Big pharma and the drug pricing blame game

There's a Spaghetti Western shoot-out taking place between high-priced medications and patients, and the sheriff in town in getting ready to lock up the villain of this drama.

The only problem is, he's got the wrong villain.

Consumers are upset about escalating health care costs, and the media has been quick to place the blame on pharmaceutical companies. But their anger is misdirected. With a little transparency, Americans would see who's really to blame for rising prices, and with rare exception it's not the industry creating lifesaving medicines.

Most Americans believe that drug manufacturers set drug prices, and then increase them opportunistically. It's easy to understand why. Rising health care costs along with high-profile stories of misguided price-gouging at some small pharmaceutical companies have left consumers feeling cheated.

The truth is that drug companies most often aren't driving the high costs of medications. The prices that patients pay aren't actually set by the drug manufacturers at all; they are decided by pharmacy benefit managers, insurance companies, pharmacies and hospitals.

And these third parties often price gouge. It happened in Minneapolis, where a local CVS was caught in a prescription price shell game where the price of a kidney medication was raised to more than $6 per pill from 87 cents. And in North Carolina at the Levine Cancer Institute, which collected nearly $4,500 for a colon cancer drug that hospitals typically buy for $60..

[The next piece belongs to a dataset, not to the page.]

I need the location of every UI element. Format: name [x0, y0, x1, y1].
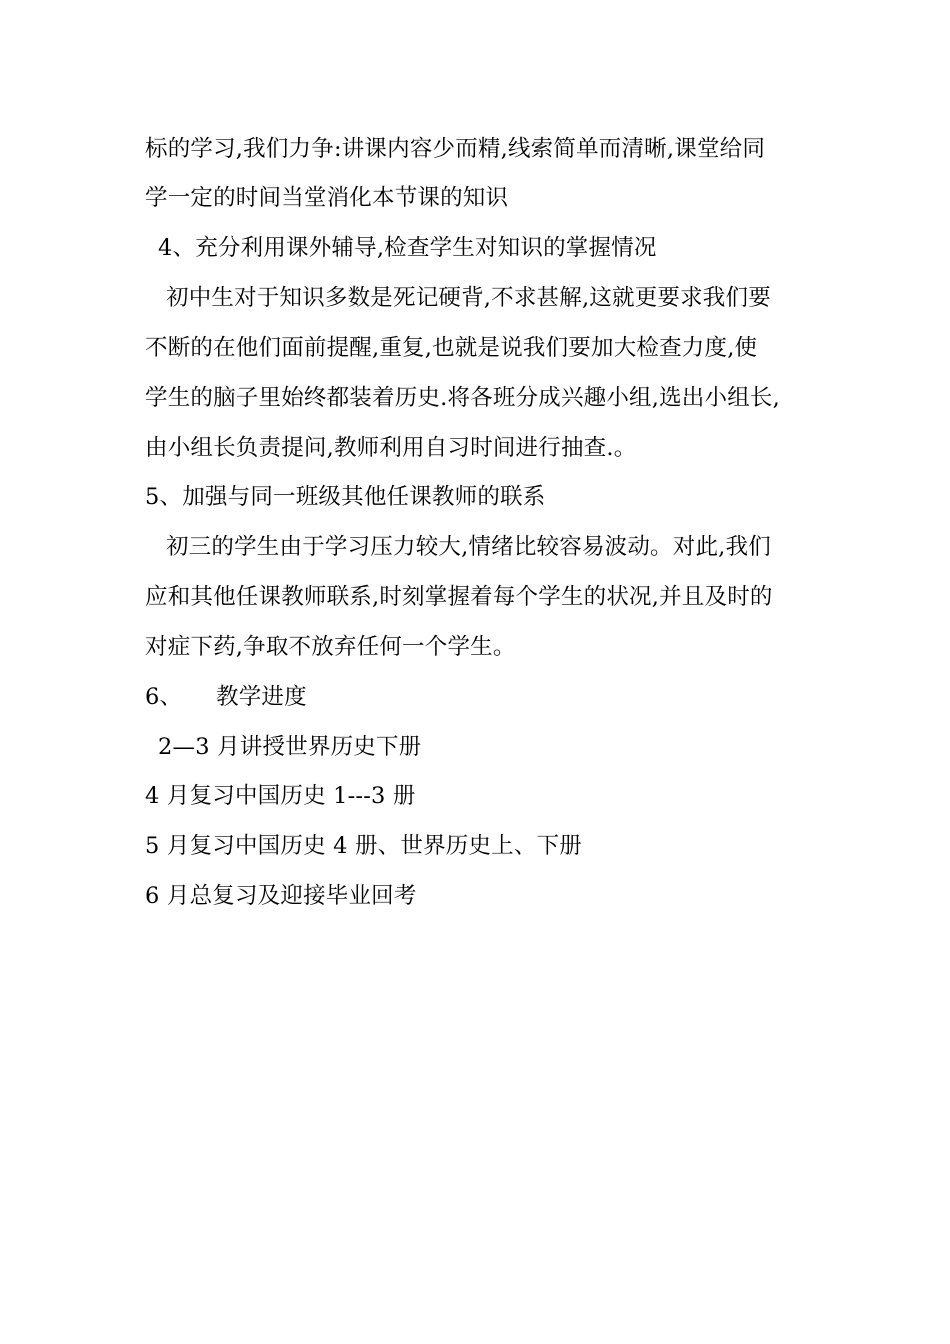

It's a fact that successful pharmaceuticals are expensive to create. The average cost of developing an FDA-approved prescription medication is $2.6 billion, according to the Tufts Center for the Study of Drug Development. What's more, Americans only see the successful drugs. For every successful new compound, there are hundreds that don't make it to market.

To truly understand the cost of drugs, Americans need a better understanding of our healthcare system and associated spending. This includes the competitive landscape in the United States, where competition from other drug makers often results in discounts of 50 percent or more, so drugs often cost less here than they do in Europe where drugs are price-controlled.

It also requires the understanding that the most expensive on-patent drugs account for just 7 percent of American health care spending from 2013-2014. These are the same drugs that help patients avoid even more expensive surgeries, lengthy hospital stays and other expensive treatments.

If we need a cure for the pricing blame game that's infecting the pharmaceutical industry, a little transparency would help.

Peter J. Pitts is an authority on global regulatory policy issues and an Executive Partner at YourEncore. He is a former FDA Associate Commissioner, the Chief Regulatory Officer for Adherent Health Strategies, and the President of the Center for Medicine in the Public Interest, a policy institute he founded in 2004.